When God hands out trophies during a men’s bodybuilding competition, replacing the usual bikini-clad women, the contestants struggle to hide their disappointment. Yara is God’s big swing; His bid to win back mankind’s attention and admiration. If someone like Yara—a weak, small, extremely passive teenager—can kill a Bad Guy like Dominic, then everyone would know that God was behind it.

Lewis blends together ancient and contemporary references, name-checking Ajax and Gilgamesh alongside Rock Hudson and the band Sublime. There is “complimentary sunscreen offered in little packets at all daytime battles.” A soldier daydreams about appearing on Oprah once he makes it big as a musician. This mashup lends the novel an eerie sense of time, collapsing in on itself, as though God’s creation were a dying star.

In one particularly vivid sequence, Adrena and Harpo (leader of the Good Guys) ride their horses to the mall.

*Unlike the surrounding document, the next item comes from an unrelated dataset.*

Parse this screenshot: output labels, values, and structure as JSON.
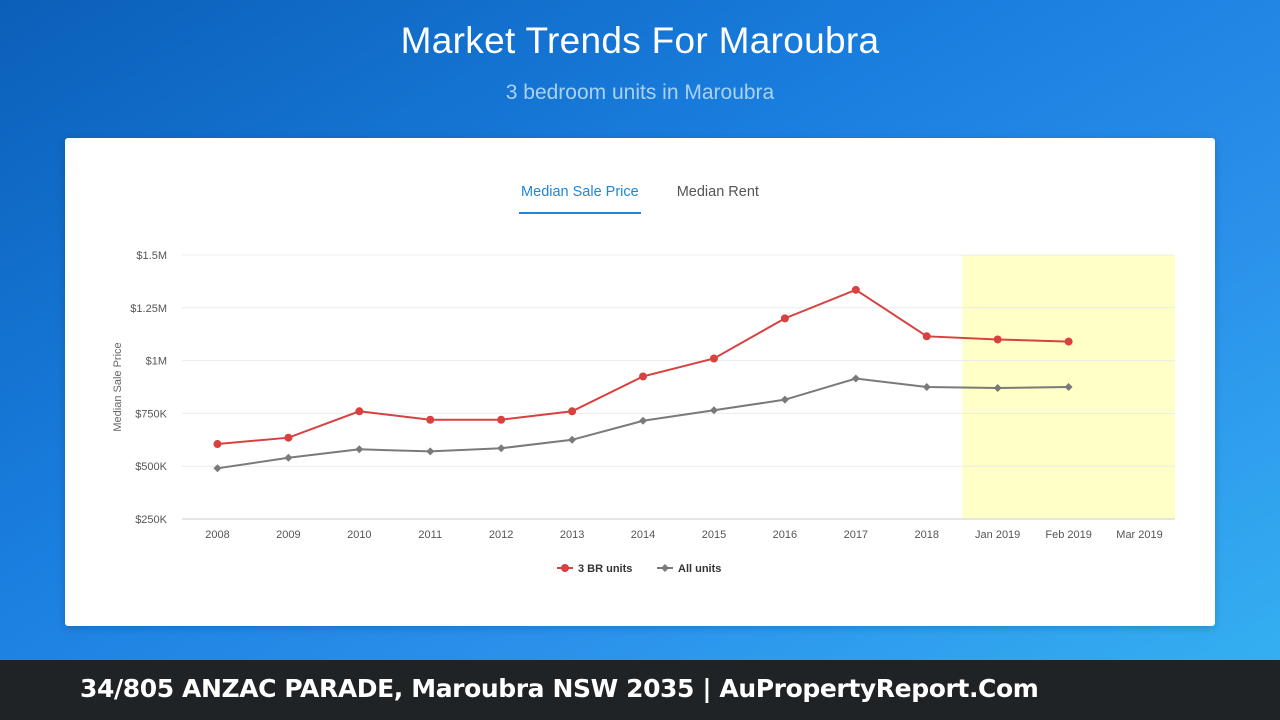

They narrowly avoid spending eternity at a Nuts4Nuts cart, before Adrena falls prey to a Two Faced Skin Care Consultant. “The sun is especially close to Earth today,” the consultant says as she grips Adrena’s wrist, “And it seems you’ve caught the harshest light.”

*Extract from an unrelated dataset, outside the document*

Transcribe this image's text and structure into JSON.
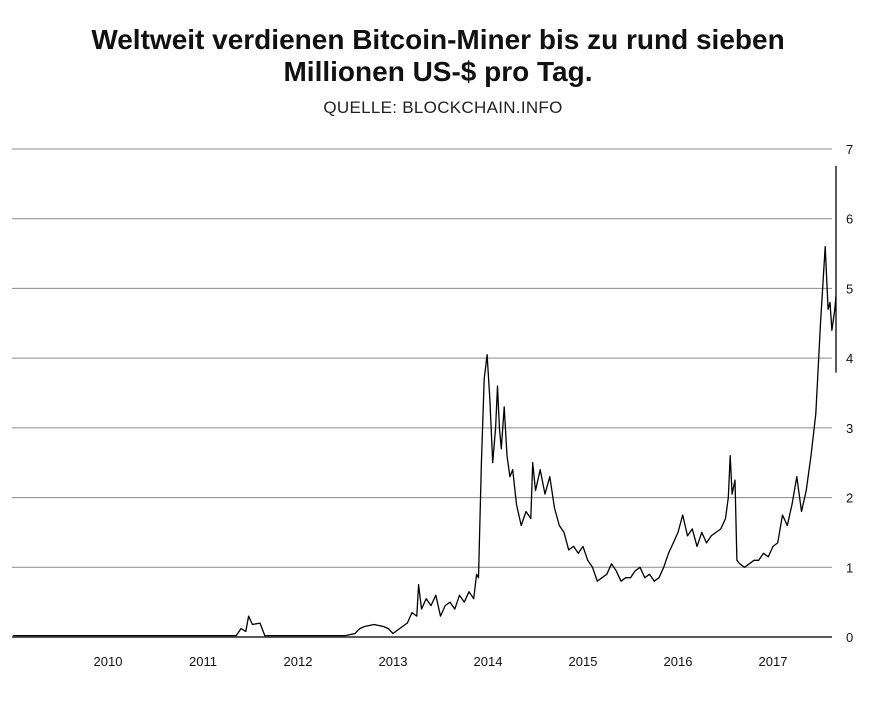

Loneliness is pervasive in this story. Yara is on their own, having recently been kicked out of their parent’s house when their father discovered them on a date with a woman. Their mother, Sabrina, is the Penelope to Yara’s Odysseus—the person they may never get to come home to. Adrena, whose powers have driven away every would-be partner in her life, wants to kill Dominic so that she can earn a spot next to her immortal mother in Heaven. Yara’s mentors, all God’s former “chosen ones," spend eternity on their own private islands, where they go mad from the isolation.

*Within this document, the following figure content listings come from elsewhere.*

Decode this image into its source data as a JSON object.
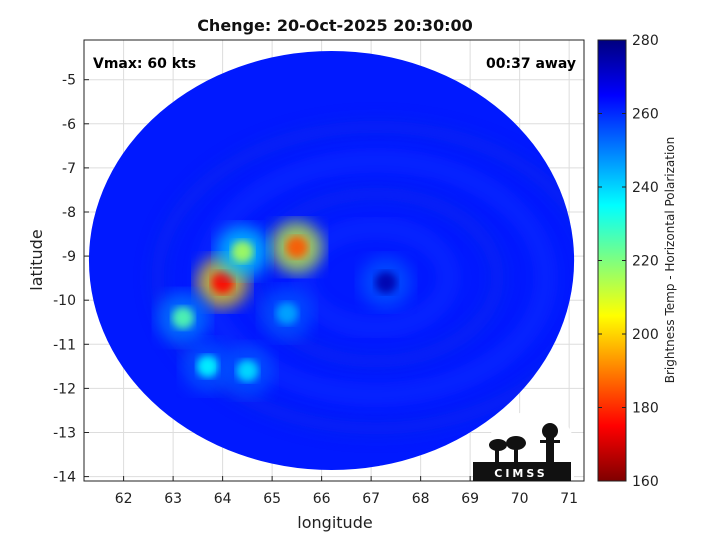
{
  "chart_data": {
    "type": "heatmap",
    "title": "Chenge: 20-Oct-2025 20:30:00",
    "xlabel": "longitude",
    "ylabel": "latitude",
    "xlim": [
      61.2,
      71.3
    ],
    "ylim": [
      -14.1,
      -4.1
    ],
    "xticks": [
      62,
      63,
      64,
      65,
      66,
      67,
      68,
      69,
      70,
      71
    ],
    "yticks": [
      -5,
      -6,
      -7,
      -8,
      -9,
      -10,
      -11,
      -12,
      -13,
      -14
    ],
    "grid": true,
    "annotations": {
      "vmax": "Vmax: 60 kts",
      "away": "00:37 away"
    },
    "colorbar": {
      "label": "Brightness Temp - Horizontal Polarization",
      "range": [
        160,
        280
      ],
      "ticks": [
        280,
        260,
        240,
        220,
        200,
        180,
        160
      ],
      "colormap": "jet",
      "colors": [
        "#7f0000",
        "#ff0000",
        "#ff7f00",
        "#ffff00",
        "#7fff7f",
        "#00ffff",
        "#007fff",
        "#0000ff",
        "#00007f"
      ]
    },
    "field": {
      "background_value": 262,
      "swath_center": [
        66.2,
        -9.1
      ],
      "swath_radius_deg": [
        4.9,
        4.75
      ],
      "storm_center": [
        67.3,
        -9.6
      ],
      "features": [
        {
          "lon": 64.0,
          "lat": -9.6,
          "value": 175
        },
        {
          "lon": 65.5,
          "lat": -8.8,
          "value": 185
        },
        {
          "lon": 64.4,
          "lat": -8.9,
          "value": 215
        },
        {
          "lon": 63.2,
          "lat": -10.4,
          "value": 225
        },
        {
          "lon": 63.7,
          "lat": -11.5,
          "value": 235
        },
        {
          "lon": 64.5,
          "lat": -11.6,
          "value": 238
        },
        {
          "lon": 65.3,
          "lat": -10.3,
          "value": 245
        },
        {
          "lon": 67.3,
          "lat": -9.6,
          "value": 275
        }
      ]
    },
    "logo_text": "CIMSS"
  }
}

In the world of Canon, this loneliness is by design, and it goes straight to the top. Near the end of the journey, Yara is reunited with God, who tasks them with creating their own world from scratch in which to practice killing Dominic. “‘What matters is here,’” God coaches Yara, poking His finger into their chest. “‘Your loneliness…. There is colossal power lurking inside loneliness. I’m the perfect example. Do you think I would have created this universe if I’d had someone to keep Me company?’”

Can a person break free of this centuries-long cycle of solitude, war, and needless death if everything flows from God, and God made everything from loneliness? Yara’s version of the world has no disease, violence, or hunger. But, eventually they must confront that none of it is truly theirs: “The problem,” Yara thinks to themself, “was that Yara and the Dominic replica were God-made…. Yara wanted no more of it.” What remains to be seen, and what the novel seeks to answer, is whether there is a way out.

In choosing the title for Canon, Lewis is both nodding to the Western texts that serve as the novel’s foundation, and offering an audacious mission statement: that something original can indeed be made from used parts. It can also be funny, chaotic, warm, and impossible to put down.